Virtual and augmented reality is another space that will take leaps forward when 5G becomes widely adopted on the open market. With 5G delivering speeds of up to 4.5 gigabytes per second on a mobile network and next to no latency, every smartphone can be transformed into a VR device, anywhere at any time. 

Those innovations are not going to happen overnight. 4G was first released in 2010, but the applications that defined 4G didn’t come until much later. As PC Magazine points out, “Snapchat came in 2012, and Uber became widespread in 2013.” Based on that, we can expect the big new 5G applications to start appearing in 2021. The industry will likely be in a fairly constant state of flux leading up til then as the wireless carriers duke it out to see who can create the best 5G network first. 

5G is already available in many urban areas in the United States with more networks expected to come online in 2020. The biggest hindrance at the moment is the fact that most consumers don’t yet have a 5G capable smartphone. All of that will change over the next year. 5G-capable devices are going to be the norm in 2020, and as consumers trade old devices in a lot more people are going to find themselves utilizing a 5G network. 

This wireless revolution is not just happening in the United States. The United Kingdom already has 5G networks in place throughout most of the country. China already has ultra-high speed 5G networks in over 50 of their cities, with more coming in 2020. Other countries like Switzerland, South Korea and Germany have announced their 5G ambitions and are not far behind. 

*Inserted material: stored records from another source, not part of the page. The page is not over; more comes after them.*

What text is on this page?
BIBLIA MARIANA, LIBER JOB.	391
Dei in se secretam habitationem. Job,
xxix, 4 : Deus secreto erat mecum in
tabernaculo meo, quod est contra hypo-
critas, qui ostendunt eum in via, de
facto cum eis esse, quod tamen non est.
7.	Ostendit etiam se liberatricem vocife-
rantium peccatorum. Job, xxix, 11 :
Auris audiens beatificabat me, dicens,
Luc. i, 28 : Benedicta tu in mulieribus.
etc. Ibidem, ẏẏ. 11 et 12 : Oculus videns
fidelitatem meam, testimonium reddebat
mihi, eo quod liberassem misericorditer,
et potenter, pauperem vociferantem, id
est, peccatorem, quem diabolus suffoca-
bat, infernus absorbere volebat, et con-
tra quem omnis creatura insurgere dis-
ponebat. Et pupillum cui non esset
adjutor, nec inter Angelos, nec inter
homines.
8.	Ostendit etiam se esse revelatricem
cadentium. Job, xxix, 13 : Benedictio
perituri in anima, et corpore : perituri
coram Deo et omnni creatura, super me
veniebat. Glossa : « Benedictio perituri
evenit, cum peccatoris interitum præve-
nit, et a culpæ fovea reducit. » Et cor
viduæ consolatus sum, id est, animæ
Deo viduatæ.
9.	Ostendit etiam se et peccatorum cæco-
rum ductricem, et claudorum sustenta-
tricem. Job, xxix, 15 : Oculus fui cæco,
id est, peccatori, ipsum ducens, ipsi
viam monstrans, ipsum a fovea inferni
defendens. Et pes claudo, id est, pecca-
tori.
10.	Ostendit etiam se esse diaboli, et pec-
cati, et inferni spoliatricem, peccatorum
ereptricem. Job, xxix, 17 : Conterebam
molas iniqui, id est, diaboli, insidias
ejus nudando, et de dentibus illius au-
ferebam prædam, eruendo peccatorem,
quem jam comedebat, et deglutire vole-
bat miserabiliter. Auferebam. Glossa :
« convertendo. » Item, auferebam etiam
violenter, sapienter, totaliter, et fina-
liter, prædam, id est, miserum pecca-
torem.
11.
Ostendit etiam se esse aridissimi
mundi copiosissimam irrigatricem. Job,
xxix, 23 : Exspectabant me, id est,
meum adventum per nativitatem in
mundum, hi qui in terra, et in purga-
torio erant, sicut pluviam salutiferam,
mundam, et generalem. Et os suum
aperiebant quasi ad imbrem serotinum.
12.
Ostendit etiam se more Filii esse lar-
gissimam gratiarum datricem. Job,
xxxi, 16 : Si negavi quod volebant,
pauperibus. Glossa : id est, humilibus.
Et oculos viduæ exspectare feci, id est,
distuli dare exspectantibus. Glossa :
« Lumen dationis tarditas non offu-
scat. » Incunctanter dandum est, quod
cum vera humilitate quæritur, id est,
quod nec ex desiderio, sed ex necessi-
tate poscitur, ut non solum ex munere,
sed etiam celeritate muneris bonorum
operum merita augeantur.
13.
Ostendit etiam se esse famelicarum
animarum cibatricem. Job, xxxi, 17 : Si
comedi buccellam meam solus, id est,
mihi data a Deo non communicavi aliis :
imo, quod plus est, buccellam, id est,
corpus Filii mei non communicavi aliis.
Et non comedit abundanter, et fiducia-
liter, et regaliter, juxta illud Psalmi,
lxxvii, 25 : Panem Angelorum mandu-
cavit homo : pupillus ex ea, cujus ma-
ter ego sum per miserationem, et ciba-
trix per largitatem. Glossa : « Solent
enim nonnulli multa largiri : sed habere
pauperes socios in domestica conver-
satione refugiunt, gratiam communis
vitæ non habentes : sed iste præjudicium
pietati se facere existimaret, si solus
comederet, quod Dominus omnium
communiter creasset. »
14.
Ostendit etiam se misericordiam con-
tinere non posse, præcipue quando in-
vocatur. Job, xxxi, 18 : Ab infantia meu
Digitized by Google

5G will soon be the norm throughout the world, but the networks are expensive to create and take time to get operational. All of the major wireless carriers will offer high-band 5G networks at some point, but that isn’t going to happen overnight. If you are someone who likes to be an early-adopter of new technology, purchasing a 5G-capable device now might be a great idea! If you’re not, there’s no harm in waiting until the technology is more ubiquitous.